Антипитерская проза (Бузулукский) - страница 59

Славик теперь выглядел не менее причудливо, чем отчество Юрки Первого, и старик Болотин, переварив известие, развеселился:

— Ну что, что ты такой взволнованный, Славик? Мало ли бандитов убивают?

Славик думал о ближнем круге убитого, а также о сыне старика Болотина и о своевременности всякого ухода, умении не затягивать эту своевременность до суровой расправы. Сообщения о заказных убийствах известных людей приводили Славика к будничному, внешне грустному ликованию, особенно если этих людей Славик видел не только по телевизору, но имел счастье лицезреть близко, бывало, даже в собственном автомобиле. Жалость у Славика они не вызывали даже мертвыми, потому что даже мертвыми не казались жалкими, а были похожи на раздавленных тараканов. Славик не раз пробовал высказаться именно вслух, во всеуслышание: «Ну, где же теперь ваши миллионы? Чего же они вас не спасли?» — и не находил достаточной желчи для окончательного вывода, только плевался себе под ноги и недоумевал.

— Не плюйся! — упреждающе сказал старик Болотин Славику. — Пригодится воды напиться. Иди в машину. Может быть, поедем.

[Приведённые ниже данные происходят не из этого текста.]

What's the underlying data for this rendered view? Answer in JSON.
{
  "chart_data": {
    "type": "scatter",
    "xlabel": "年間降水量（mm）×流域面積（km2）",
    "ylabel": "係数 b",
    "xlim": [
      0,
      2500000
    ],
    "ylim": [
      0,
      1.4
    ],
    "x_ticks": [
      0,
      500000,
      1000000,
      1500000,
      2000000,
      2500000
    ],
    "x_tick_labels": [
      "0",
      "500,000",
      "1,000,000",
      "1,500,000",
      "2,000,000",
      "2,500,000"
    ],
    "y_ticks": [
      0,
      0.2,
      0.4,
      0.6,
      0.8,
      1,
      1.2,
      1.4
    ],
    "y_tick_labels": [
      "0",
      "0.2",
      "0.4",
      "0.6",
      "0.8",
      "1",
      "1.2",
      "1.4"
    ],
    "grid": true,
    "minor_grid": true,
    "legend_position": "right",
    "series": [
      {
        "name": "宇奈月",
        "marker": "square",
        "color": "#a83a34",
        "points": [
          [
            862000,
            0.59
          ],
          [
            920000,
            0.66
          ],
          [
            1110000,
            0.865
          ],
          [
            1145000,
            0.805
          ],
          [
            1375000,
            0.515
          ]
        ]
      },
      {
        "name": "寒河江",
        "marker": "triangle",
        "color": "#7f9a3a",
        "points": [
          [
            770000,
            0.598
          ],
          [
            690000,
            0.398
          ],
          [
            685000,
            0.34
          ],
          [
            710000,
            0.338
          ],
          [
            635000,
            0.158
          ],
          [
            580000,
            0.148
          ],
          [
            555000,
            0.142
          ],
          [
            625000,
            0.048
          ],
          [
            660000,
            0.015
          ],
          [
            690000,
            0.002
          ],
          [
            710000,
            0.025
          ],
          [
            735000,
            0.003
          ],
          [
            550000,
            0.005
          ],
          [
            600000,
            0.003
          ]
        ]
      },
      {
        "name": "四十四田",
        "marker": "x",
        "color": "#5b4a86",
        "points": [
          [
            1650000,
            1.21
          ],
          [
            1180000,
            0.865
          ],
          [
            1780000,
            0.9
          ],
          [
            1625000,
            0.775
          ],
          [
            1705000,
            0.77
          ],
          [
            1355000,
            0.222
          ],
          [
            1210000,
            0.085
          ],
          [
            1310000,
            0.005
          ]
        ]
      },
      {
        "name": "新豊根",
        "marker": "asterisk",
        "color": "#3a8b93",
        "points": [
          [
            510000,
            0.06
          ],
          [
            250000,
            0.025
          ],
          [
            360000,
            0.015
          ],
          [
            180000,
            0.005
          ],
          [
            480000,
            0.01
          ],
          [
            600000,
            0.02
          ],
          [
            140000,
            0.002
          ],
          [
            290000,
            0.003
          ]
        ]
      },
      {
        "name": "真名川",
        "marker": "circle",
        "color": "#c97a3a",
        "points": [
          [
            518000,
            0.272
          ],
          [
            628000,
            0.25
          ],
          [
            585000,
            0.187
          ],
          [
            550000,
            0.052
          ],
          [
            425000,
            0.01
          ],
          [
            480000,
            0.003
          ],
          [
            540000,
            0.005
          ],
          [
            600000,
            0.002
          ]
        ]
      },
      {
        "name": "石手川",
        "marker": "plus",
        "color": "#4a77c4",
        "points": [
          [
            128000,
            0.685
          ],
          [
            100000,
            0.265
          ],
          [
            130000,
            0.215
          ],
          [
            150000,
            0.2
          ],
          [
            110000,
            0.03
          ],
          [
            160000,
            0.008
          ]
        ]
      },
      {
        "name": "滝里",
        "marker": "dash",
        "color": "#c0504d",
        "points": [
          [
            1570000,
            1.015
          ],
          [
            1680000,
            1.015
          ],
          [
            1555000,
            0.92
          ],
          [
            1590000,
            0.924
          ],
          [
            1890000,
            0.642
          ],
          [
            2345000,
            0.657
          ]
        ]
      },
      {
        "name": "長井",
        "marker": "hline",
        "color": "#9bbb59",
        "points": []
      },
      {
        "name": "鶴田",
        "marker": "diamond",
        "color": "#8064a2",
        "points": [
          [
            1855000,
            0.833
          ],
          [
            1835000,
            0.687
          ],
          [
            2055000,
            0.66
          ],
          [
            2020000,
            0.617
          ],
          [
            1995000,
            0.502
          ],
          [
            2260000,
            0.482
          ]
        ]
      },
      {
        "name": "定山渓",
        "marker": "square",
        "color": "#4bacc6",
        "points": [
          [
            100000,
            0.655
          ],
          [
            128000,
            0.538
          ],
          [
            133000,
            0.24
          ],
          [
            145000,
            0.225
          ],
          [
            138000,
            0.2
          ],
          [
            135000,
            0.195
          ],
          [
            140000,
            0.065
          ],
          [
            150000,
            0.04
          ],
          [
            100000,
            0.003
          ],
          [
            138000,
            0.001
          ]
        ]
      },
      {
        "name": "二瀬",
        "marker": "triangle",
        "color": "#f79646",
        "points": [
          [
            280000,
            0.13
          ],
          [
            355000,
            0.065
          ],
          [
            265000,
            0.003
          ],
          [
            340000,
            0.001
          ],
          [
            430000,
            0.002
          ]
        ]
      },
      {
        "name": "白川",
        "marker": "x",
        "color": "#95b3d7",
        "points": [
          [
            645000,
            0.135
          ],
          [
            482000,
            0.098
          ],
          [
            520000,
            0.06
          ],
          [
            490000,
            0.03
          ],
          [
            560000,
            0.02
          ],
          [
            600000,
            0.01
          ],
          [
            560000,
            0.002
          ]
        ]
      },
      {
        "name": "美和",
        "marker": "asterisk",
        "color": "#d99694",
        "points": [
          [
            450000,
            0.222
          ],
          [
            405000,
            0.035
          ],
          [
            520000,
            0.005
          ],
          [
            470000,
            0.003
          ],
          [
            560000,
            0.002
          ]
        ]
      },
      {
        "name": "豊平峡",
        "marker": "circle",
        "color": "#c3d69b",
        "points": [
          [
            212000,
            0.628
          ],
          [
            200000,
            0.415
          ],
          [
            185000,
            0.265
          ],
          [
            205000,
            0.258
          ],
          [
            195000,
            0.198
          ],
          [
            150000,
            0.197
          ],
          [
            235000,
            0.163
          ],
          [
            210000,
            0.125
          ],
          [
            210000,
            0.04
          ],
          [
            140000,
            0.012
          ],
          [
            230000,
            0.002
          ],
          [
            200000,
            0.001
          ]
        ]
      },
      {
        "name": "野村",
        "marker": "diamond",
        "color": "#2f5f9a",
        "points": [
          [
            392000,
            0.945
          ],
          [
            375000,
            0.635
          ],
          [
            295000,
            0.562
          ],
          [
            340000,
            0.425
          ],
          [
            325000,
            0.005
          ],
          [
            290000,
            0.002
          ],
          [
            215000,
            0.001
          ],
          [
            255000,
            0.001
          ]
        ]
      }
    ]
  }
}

Старик Болотин включил телевизор, но до петербургских «Вестей» оставалось еще минут пятнадцать. Старик Болотин позвонил сыну на мобильный, зная, что тот будет отключен. Он позвонил в офис. Там сообщили, что Михаила Михайловича сегодня уже не будет. Новая секретарша не узнала голоса старого Болотина, тем более что их голоса с сыном разительно расходились.

Старик Болотин начал беспокоиться, понимая, что беспокоится он напрасно. Век Стефановича завершился, век его сына набирает обороты. Сын — человек предусмотрительный, даже мнительный. Он видит изменения на дворе, во времени. Не взлетать высоко, а шагать широко. Сын бывает жестким и увлекается жесткими играми, он делает это таинственно и приглушенно, когда прислушивается к отцу.

Старик Болотин разволновался. Как же научить сына притормаживать на виражах?.. Старик Болотин опять лег в кресло-качалку. Курочка почувствовала это и явилась к нему в кабинет.

— Михаил Аркадьич! — сказала она. — Тебе надо измерить давление.

Старик Болотин веско хлопнул большими мокрыми веками.

— Только не раскачивайся, пожалуйста, Миша, как прошлый раз, — услышал он предостережение жены.

Старику Болотину приятно было размышлять о том, что количество качественной жизни не переходит в качество смерти, что в процессе этого перехода исчезает последний жизненный страх, наступает посмертное саморазоблачение, глаза становятся чужими.

Когда Курочка вошла, старик Болотин по-юношески подскочил с кресла, подошел к жене и поцеловал ее в волосы, душистые, с отзвуком масляной, сладкой гари. Жена подняла к нему лицо, улыбнулась, обхватила его большую талию легкой рукой. Оба одновременно, как сиамские близнецы, присели на диван. Их игра в молчанку за долгие годы стала веселой, наполненной воспоминаниями. В таком длительном молчании невозможно было кривить душой. Как хорошо вести чистую, семейную, рассудительную жизнь книжника и не фарисея!